I was aware, however, of the southern literary push towards Catholicism because my sister, Ginny, happens to be married to Ben Tate, the son of Agrarian poet, teacher and Catholic convert, Allen Tate. Allen was married to Caroline Gordon, an important reviewer and editor for O’Connor. Besides developing New Criticism and the field of southern literary studies, Tate and Gordon publicly converted to Catholicism as adults, around the time that they met O’Connor, and helped her edit her work. Southern writers such as O’Connor, Gordon and Tate came face to face in the 1940s and ‘50s with the great injustices of their day--racism, anti-Catholicism and anti-Semitism. Many of these southern writers empathetically (and for other reasons) identified with Catholicism. The Tate’s commitments to Catholicism and to writers from the south were both reasons that O’Connor entrusted them with her early story drafts.
Besides wondering about family connections to O’Connor during the conference, I began to think about my own theological experiences growing up in the south. My sisters and I were raised Presbyterian—one of the Protestant denominations responsible for hostility against Catholics during the last century. While I was oblivious to this religious prejudice while growing up, I knew that I could trace my interests in discussing literary texts back to some of my church’s Presbyterian preachers, particularly Roland Perdue.

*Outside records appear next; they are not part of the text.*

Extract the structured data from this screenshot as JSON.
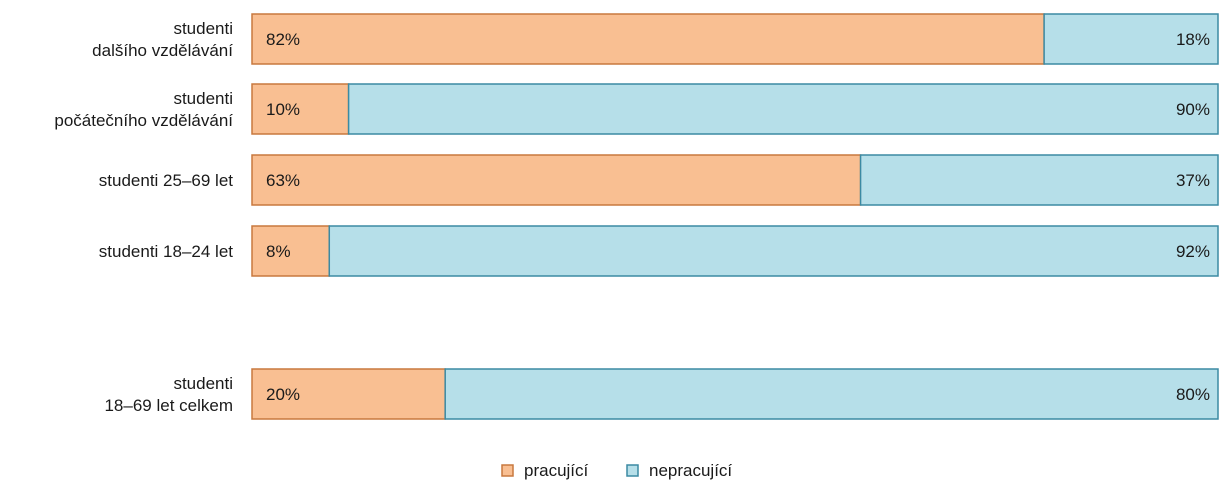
{
  "chart_data": {
    "type": "bar",
    "orientation": "horizontal",
    "stacked": "100%",
    "categories": [
      [
        "studenti",
        "dalšího vzdělávání"
      ],
      [
        "studenti",
        "počátečního vzdělávání"
      ],
      [
        "studenti 25–69 let"
      ],
      [
        "studenti 18–24 let"
      ],
      [
        "studenti",
        "18–69 let celkem"
      ]
    ],
    "series": [
      {
        "name": "pracující",
        "color": "#f9bf92",
        "stroke": "#c8783e",
        "values": [
          82,
          10,
          63,
          8,
          20
        ],
        "labels": [
          "82%",
          "10%",
          "63%",
          "8%",
          "20%"
        ]
      },
      {
        "name": "nepracující",
        "color": "#b6dfe9",
        "stroke": "#3c8aa3",
        "values": [
          18,
          90,
          37,
          92,
          80
        ],
        "labels": [
          "18%",
          "90%",
          "37%",
          "92%",
          "80%"
        ]
      }
    ],
    "xlim": [
      0,
      100
    ],
    "grid": false,
    "legend": "bottom-center"
  }
}
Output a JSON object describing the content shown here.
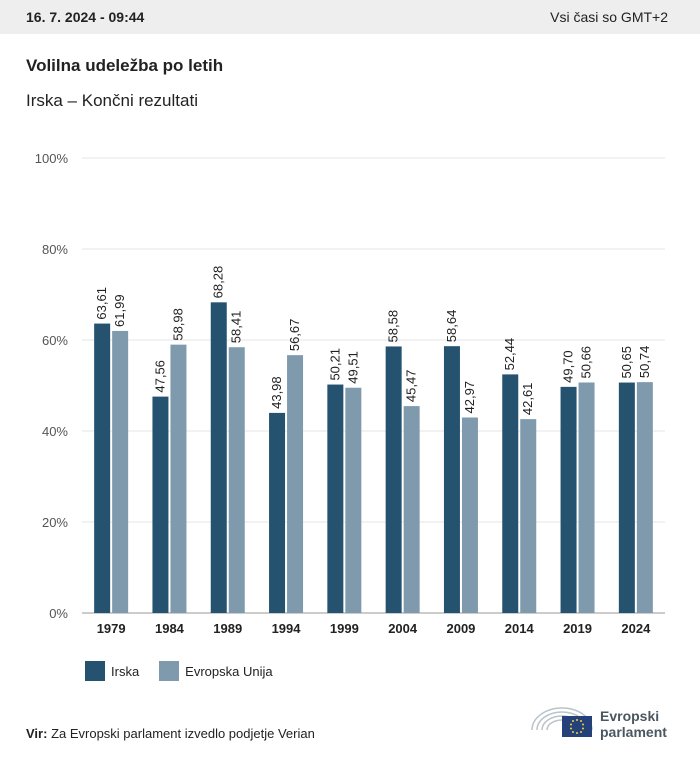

Pastor Perdue had left the great state of Texas when I met him in Jacksonville, Florida in the early 1980’s. He was large in size, possessed a dramatic voice, and was a fabulous storyteller. “Roland” as most friends describe him, conveyed the ethical dilemmas of the Bible in a way that reminded me of Charlton Heston parting the Red Seas in Cecil B. DeMille’s The Ten Commandments. The great insight that I had at the O’Connor conference was about how much of my own life has been shaped by the intersections of theology and literature, and by the talents of public speakers like Perdue. Even if I have not adhered to a particular faith in my adult life, I understand how the intersections between storytelling, social justice and dialogue have been crucial for me in defining my career path.
As the humanities and social sciences continue to come under fire because of a perceived “lack” of direct professional training or because of the competition from cheaper, online education, perhaps now is a good time for us to discuss how and why we teach ethical decision-making in the classroom? Or whether it is possible to teach how to write great literature via a computer screen?
What is it that happens when a student is face to face with a talented storyteller?